Gavs-ı Azam Seyyid Abdülkadir-i Geylânî buyurdular ki:

Takvâ sahibi mü’minler, Allahü teâlâya ibâdet ederken, zorlanmaya hacet kalmadan yapar. Çünkü ibâdet onun tabiatından olmuştur. O, Allahü teâlâya, içi, dışı ve bütün varlığı ile ibâdet eder. Münâfıklar, ibâdetlerini zâhiren zorlanarak yapar, bâtınen ise ibâdetlerden pek uzaktırlar. Ey münâfıklar, nifakınızdan tövbe ediniz. Allahü teâlâya dönünüz. Şeytanı nasıl kendinize güldürür, ondan kendinize şifâ beklersiniz.
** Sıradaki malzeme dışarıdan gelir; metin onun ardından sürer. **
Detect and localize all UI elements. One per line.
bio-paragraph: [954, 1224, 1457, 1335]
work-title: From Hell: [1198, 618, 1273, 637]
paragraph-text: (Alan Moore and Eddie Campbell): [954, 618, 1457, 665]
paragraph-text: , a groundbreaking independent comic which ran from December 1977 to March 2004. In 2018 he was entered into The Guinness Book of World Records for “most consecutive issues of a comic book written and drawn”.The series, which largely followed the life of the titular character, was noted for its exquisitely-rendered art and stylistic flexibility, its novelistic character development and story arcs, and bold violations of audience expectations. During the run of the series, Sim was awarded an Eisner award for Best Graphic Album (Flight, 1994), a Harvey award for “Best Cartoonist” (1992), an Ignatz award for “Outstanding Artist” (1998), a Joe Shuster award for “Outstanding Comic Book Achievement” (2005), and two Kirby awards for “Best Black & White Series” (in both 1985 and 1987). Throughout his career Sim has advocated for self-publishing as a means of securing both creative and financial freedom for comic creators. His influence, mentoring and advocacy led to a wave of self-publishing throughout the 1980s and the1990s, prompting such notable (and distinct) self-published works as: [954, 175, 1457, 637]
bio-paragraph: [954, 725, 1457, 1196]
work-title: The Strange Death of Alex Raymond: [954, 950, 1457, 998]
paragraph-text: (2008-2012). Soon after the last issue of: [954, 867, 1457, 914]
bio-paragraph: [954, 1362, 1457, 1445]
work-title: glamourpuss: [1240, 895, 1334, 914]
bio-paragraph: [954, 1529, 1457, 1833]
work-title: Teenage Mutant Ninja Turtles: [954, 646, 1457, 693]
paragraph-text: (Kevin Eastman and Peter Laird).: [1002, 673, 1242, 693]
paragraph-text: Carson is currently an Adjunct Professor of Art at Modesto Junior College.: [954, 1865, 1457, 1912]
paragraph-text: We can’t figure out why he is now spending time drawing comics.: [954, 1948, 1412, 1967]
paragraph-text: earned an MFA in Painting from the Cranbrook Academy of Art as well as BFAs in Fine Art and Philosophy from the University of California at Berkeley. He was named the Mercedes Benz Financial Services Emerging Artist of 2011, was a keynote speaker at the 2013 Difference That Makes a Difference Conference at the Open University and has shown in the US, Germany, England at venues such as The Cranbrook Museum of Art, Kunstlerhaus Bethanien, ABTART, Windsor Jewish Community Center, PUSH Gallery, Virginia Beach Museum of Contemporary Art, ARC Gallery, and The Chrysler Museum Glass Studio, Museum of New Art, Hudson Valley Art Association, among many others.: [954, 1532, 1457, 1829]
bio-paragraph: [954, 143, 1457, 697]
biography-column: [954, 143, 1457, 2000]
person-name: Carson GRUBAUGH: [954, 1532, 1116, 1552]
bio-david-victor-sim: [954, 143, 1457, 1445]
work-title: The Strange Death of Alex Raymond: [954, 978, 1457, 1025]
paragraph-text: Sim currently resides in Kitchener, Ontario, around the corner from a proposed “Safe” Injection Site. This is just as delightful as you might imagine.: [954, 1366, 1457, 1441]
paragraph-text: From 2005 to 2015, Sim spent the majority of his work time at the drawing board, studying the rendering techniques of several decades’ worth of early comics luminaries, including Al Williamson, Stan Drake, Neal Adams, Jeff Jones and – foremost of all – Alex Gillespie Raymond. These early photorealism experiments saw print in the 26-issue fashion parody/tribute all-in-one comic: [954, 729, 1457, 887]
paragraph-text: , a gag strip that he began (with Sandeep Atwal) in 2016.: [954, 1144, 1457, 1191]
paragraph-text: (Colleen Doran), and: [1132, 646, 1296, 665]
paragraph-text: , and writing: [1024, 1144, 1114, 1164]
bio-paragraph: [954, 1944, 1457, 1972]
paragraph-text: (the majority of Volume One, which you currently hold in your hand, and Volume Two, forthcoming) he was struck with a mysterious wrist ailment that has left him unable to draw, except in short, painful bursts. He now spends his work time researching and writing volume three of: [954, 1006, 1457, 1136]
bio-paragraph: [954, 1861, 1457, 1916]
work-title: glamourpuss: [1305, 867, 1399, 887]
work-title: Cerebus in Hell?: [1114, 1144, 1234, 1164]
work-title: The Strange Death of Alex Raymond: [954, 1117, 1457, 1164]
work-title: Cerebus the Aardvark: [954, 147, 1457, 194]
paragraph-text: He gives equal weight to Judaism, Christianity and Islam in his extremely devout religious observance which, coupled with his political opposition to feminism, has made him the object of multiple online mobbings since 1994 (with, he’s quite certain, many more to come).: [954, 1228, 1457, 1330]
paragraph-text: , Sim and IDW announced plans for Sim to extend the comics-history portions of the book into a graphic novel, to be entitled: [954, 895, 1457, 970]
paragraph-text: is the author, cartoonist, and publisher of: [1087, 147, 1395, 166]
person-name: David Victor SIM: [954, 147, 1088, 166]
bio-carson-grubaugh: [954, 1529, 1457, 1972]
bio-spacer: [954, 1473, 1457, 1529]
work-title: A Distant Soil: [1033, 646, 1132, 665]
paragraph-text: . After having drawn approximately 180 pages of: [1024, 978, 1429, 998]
Yazık sana, Kur’ân-ı kerîmi ezberlersin, fakat onunla amel etmezsin. Sünnet-i seniyyeyi ezberlersin, onunla amel etmezsin, öyleyse bunları niçin ezberliyorsun? Sen, insanlara iyi amelleri yapmalarını emredersin. Fakat kendin yapmazsın. İnsanlara kötü şeyleri yasaklarsın, kendin sakınmazsın. Her kap, içindekini sızdırır. Ameller, insanın nasıl itikâd ettiğine delâlet ederler. Dışın, içine delîldir. Senin için (yanî kalbin ve rûhun) Allahü teâlânın ve O’nun seçkin kulları katında malûmdur Allahü teâlânın yakın kullarından birisi yanında bulunursan, ona karşı edepli ol. Onunla, buluşmadan önce, günahlarına tövbe et. Onun yanında küçük ol. Ona tevâzu göster, sâlihlerle tevâzu ettiğin zaman, Allahü teâlâya tevâzu etmiş olursun. Tevâzu sahibi ol. Çünkü Allahü teâlâ, tevâzu edeni yükseltir. Kendinden büyüklere tevâzu et. Çünkü Resûlullah (aleyhisselâm) bir hadîs-i şerîfte; “Bereket, büyüklerinizdedir” buyurdu.

Resûlullah (aleyhisselâm) bu hadîs-i şerîflerinde, sâdece yaşça büyük olanı kasdetmedi. Burada; Allahü teâlânın emirlerine uymak ve yasaklarından sakınmak husûsunda takvâ sahibi olmak, dîne uymak da kasdedilmiştir. Yoksa, öyle yaşlı kimseler vardır ki, onlara hürmet etmek, onlara selâm vermek asla caiz değildir. Hattâ onları görmekte bile bereket yoktur. Büyük kimseler, takvâ ve vera sahibi, sâlih, ilmiyle âmil olanlar ve amellerinde ihlâs üzere olanlardır. Büyüklerin kalpleri, manevî kirlerden arınmış, Allahü teâlâdan başkasından yüz çevirmiş, marifet ile dolu ve Allahü teâlâya yakındır.